Treatment may involve surgical management to address the underlying cause, nonsurgical management of symptoms, or both. The objective of this review was to determine the efficacy, safety, costs, and cost-effectiveness of surgical versus nonsurgical interventions in adults with symptomatic lumbar radiculopathy.

METHODS

We searched PubMed from January 1, 2007, to April 10, 2019 using relevant medical subject headings (MeSH) and keywords (Appendix A of the Online Supplement). We also searched the Cochrane Library and clinicaltrials.gov. We hand-searched systematic reviews and key articles to identify studies published prior to 2007. Inclusion criteria included English-language, randomized or controlled trials in adults with symptomatic lumbar radiculopathy not related to infection, cancer, congenital, or major traumatic etiologies. Eligible interventions included discectomy, laminectomy, laminotomy, foraminotomy, nucleotomy, and nucleoplasty, including micro- and minimally invasive approaches. Eligible nonsurgical comparators included physical therapy, pharmacologic treatment, spinal manipulation, chiropractic treatment, or combinations thereof. We selected studies that reported pain, functioning, psychological distress, quality of life (QOL), neurologic symptoms, or return to work at least 4 weeks post randomization or later. We also selected studies that reported surgical mortality, surgery-related morbidity, reoperations, persistent opioid use, or cost outcomes. We excluded studies conducted in countries not rated “very high” on the 2016 United Nations Human Development Index.8

Title and abstracts were screened by a single team member after dual independent review of the first 50 titles and abstracts showed high interrater reliability (Light’s kappa = 0.84). Full-text articles were dually reviewed for eligibility. Data abstraction was completed by one team member and reviewed for accuracy by a second. The risk of bias of included studies was independently assessed by two team members using the Cochrane Risk of Bias (RoB 2.0) tool9 for trials and the Quality of Health Economic Studies (QHES) instrument10 for cost studies; discrepancies were resolved by discussion. We rated the risk of bias at the study level unless outcomes within the study warranted different ratings.

We considered outcomes reported at less than 12 weeks to be short-term, outcomes reported between 12 and up to 52 weeks to be medium-term, and outcomes reported at 52 weeks or later to be long-term. For cost outcomes, we adjusted outcomes in foreign currency to United States (U.S.) dollars based on the U.S. Department of Treasury mid-year exchange rate for the year reported and then used the chain-weighted consumer price index to adjust to 2010 U.S. dollars.11, 12 We calculated absolute mean differences (AMD) between groups and conducted statistical significance testing when not reported if possible. We synthesized findings in narrative and tabular formats. When we had at least three studies reporting similar outcomes and follow-up timing, we used Stata (version 15) to calculate a pooled standardized mean difference (SMD) using a random effects model.

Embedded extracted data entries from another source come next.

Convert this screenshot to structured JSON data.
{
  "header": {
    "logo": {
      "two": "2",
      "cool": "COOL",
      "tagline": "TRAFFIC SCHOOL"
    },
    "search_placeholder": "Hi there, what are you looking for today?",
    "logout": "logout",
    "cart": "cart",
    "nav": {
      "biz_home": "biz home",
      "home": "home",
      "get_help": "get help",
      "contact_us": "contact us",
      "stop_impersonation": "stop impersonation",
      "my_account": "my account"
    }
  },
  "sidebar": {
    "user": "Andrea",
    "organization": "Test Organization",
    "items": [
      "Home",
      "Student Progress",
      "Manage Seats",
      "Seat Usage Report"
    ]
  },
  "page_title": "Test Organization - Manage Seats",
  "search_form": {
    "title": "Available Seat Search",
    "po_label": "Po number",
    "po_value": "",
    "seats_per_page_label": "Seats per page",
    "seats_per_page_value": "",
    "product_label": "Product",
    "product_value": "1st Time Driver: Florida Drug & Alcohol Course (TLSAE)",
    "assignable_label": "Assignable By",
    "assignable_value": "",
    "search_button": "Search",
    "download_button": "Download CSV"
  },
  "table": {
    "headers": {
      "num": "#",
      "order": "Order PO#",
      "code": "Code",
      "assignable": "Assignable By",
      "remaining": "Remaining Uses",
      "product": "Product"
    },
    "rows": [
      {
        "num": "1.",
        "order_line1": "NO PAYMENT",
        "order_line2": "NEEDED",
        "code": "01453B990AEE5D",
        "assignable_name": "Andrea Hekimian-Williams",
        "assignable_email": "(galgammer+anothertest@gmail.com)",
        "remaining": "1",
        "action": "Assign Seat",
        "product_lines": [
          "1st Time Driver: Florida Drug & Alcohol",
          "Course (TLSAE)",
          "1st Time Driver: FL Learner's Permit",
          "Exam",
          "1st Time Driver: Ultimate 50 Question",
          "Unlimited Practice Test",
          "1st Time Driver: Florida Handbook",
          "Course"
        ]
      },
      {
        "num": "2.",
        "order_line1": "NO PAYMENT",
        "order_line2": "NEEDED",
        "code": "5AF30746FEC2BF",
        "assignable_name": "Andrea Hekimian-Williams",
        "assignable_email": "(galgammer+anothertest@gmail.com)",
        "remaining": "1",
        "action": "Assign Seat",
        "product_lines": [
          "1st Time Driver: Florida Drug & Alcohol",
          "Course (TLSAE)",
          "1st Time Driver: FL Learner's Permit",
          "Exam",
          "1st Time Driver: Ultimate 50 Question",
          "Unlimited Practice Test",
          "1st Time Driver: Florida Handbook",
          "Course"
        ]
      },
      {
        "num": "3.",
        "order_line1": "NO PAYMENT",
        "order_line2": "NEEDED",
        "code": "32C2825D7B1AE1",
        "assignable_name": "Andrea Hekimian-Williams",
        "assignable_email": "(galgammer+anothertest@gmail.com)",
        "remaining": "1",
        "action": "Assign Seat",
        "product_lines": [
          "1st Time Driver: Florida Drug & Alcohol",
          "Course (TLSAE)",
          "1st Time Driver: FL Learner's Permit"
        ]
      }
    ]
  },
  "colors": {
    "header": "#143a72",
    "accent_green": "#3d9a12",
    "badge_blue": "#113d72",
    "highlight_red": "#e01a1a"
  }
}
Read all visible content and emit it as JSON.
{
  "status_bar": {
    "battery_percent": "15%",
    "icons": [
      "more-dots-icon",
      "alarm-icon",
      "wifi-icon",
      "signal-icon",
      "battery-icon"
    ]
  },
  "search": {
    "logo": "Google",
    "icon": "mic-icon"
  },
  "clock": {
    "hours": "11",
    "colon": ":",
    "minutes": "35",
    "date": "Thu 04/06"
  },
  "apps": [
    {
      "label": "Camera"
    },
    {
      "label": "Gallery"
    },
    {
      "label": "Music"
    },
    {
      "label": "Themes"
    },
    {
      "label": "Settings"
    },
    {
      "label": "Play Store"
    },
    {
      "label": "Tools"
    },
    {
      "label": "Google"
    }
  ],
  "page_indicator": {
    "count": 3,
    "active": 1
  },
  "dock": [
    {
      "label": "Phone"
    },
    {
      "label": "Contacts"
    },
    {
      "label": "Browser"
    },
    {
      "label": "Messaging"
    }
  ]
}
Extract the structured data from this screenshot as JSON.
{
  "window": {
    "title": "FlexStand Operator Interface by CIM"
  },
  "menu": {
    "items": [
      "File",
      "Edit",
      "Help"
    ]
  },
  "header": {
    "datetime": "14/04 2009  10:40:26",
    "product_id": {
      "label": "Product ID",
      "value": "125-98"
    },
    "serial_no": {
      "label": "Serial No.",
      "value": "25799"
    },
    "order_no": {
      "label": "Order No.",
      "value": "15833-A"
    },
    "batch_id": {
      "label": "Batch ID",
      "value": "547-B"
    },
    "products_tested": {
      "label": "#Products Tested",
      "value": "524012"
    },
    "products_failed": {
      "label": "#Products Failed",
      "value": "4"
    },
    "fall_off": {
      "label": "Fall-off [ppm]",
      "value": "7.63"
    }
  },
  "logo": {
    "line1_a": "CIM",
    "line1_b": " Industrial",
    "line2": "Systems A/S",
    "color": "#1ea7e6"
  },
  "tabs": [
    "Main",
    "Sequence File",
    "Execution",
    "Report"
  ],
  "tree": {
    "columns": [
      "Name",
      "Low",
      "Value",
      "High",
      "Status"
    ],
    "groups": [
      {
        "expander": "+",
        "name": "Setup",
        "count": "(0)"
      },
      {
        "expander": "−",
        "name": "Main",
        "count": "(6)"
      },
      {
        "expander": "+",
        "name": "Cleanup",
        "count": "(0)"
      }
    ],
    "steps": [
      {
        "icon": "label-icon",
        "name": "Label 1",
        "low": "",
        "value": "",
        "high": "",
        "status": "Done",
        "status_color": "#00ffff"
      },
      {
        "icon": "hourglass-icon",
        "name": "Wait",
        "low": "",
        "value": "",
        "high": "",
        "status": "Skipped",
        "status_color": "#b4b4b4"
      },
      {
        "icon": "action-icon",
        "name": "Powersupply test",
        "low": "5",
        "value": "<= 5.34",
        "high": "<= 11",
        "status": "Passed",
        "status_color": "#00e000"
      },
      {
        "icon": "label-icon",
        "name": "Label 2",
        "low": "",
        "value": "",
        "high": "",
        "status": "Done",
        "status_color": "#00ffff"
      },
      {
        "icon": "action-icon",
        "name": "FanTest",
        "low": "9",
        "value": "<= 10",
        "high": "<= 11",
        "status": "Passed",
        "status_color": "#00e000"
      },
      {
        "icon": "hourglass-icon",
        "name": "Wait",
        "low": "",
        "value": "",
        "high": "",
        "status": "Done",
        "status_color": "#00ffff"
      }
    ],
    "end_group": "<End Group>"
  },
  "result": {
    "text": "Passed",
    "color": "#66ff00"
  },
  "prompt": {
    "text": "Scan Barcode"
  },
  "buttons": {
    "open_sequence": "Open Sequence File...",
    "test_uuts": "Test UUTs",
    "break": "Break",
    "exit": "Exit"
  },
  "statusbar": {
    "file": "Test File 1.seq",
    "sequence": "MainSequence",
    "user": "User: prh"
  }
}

We assessed the strength of evidence for between-group differences in outcomes at short-, medium-, and long-term follow-up using a modified GRADE approach.13 We modified GRADE by allowing “insufficient” ratings for single-study bodies of evidence with very serious concerns in one or more domains or when we were unable to draw a conclusion about the treatment effect because of very inconsistent findings.

RESULTS

We screened 1954 citations (Fig. 1). We excluded 1717 records after title and abstract review and 225 records after full-text review yielding a total of 8 studies from 12 articles for inclusion.

Figure 1
figure 1

Study flow diagram.

Study Characteristics

Of the eight studies identified, seven randomized controlled trials (RCT) reported efficacy or safety outcomes for discectomy, microdiscectomy, and percutaneous disc decompression with or without coblation (Table 1).4, 14,15,16,17,18,19 Nonsurgical comparators included spinal manipulation, physiotherapy, epidural steroid injection, and conservative management.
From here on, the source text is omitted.